I agree with you about why shadow IT exists, but most IT departments are spread so thin that expecting them to be super responsive to anything but the most critical business projects is often totally unreasonable.
Then they have to waste even more time hunting down idiots setting up Tor nodes on their internal networks.
still_grokking|4 years ago
If you find something like that, run…
If you can't run, do whatever makes your live better. The org is doomed anyway.
azalemeth|4 years ago
I had some esoteric monitoring machine that couldn't run anyconnect (for reasons I forget but almost certainly relating to it not having a linux arm64 client at that time) and naturally couldn't connect randomly one day with openconnect (which previously had worked perfectly). I asked what the configuration change was to prevent me having to reverse-engineer it. The response was "if you want to use unsupported clients we cannot offer any assistance [...] we are currently operating two heads down and we simply do not have the resources [...]." It took me about four or five hours to work out what change they had made, change the (122 line long) configuration file for openconnect, and then, boom, everything good again. A friendly "Hey, sorry about that -- we just $FLICKED_THIS_SWITCH because $REASON" would have been massively helpful and arguably take less words than their original response. (Edit: For context, approximately 10-20k people use that specific VPN. And their team is such that losing two members of staff temporarily is a major inconvenience.)

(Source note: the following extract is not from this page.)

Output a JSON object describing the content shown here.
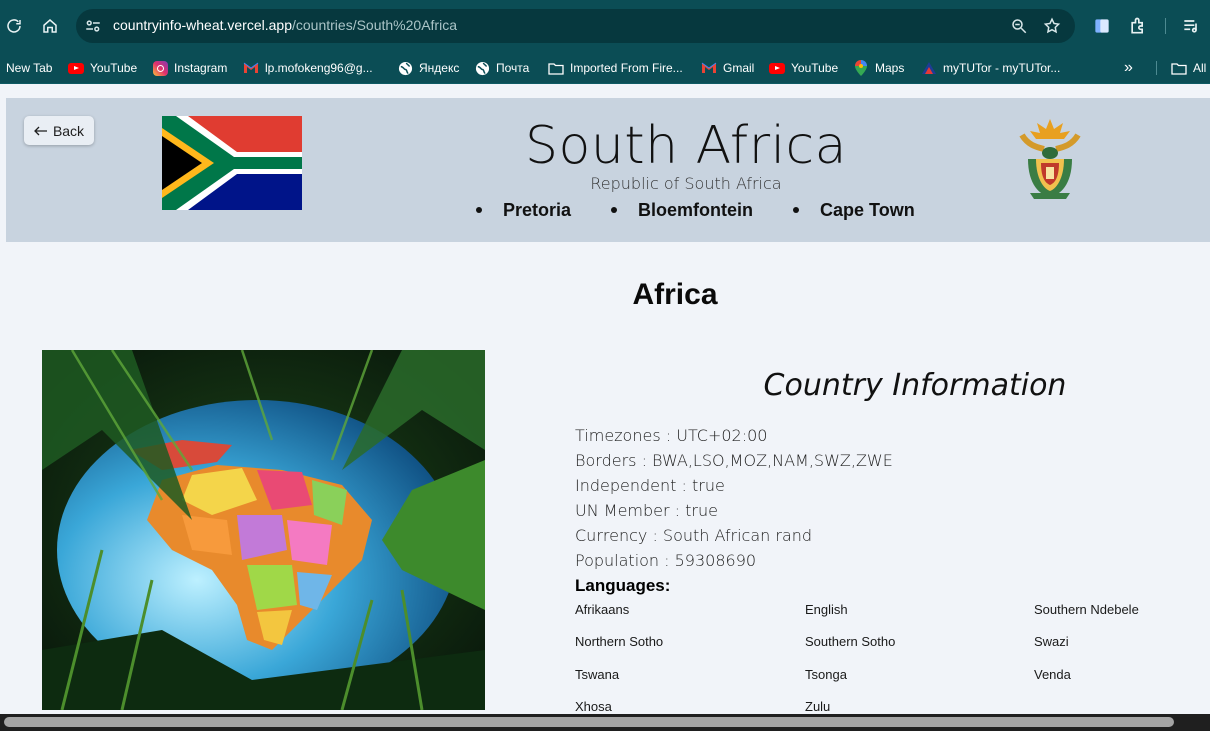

I totally understand it from the other side. IT departments have everything from state-sponsored ransomware attacks to important people loudly going "why doesn't the printer work any more". It's a different set of skills to being a C-junkie, a programming wizard, or, in my case, a young academic with one big grant and three PhD students trying to both do work, publish work, and get money to do more work where "work" is poorly defined and highly flexible. Over time I've noticed universities get far more corporate and many academics absolutely hate this, of which I am one. The "we control the network, bug off" may be technically true but at times it does feel a bit like an imposition of some sort of academic freedom, to be honest. At the very least, it's a nice little "dog egg" to find added to the pile of administrative crap to do for that day.
relax88|4 years ago
Aloha|4 years ago
We went from an organization moving towards BYOD, to, now the exact opposite.
slumdev|4 years ago
For anyone who's been around the block a few times, there's a good chance this is true.
Most organizations' netsec teams are too busy throwing money at vendors to keep up.
relax88|4 years ago
You’re not the one who’s phone is going to ring at 3am on Saturday when that Tor node gets compromised. You’re not the one who has to manage the security incident. You’re not the one who has to explain why your security controls and policy did not prevent this from happening. Nor are you the one who has to clean up the damage if something goes badly.
I also think you’re vastly overestimating the average developers awareness of security issues. Perhaps you are very well versed in this topic, but many developers are utterly clueless, even when it comes to basic application security practices.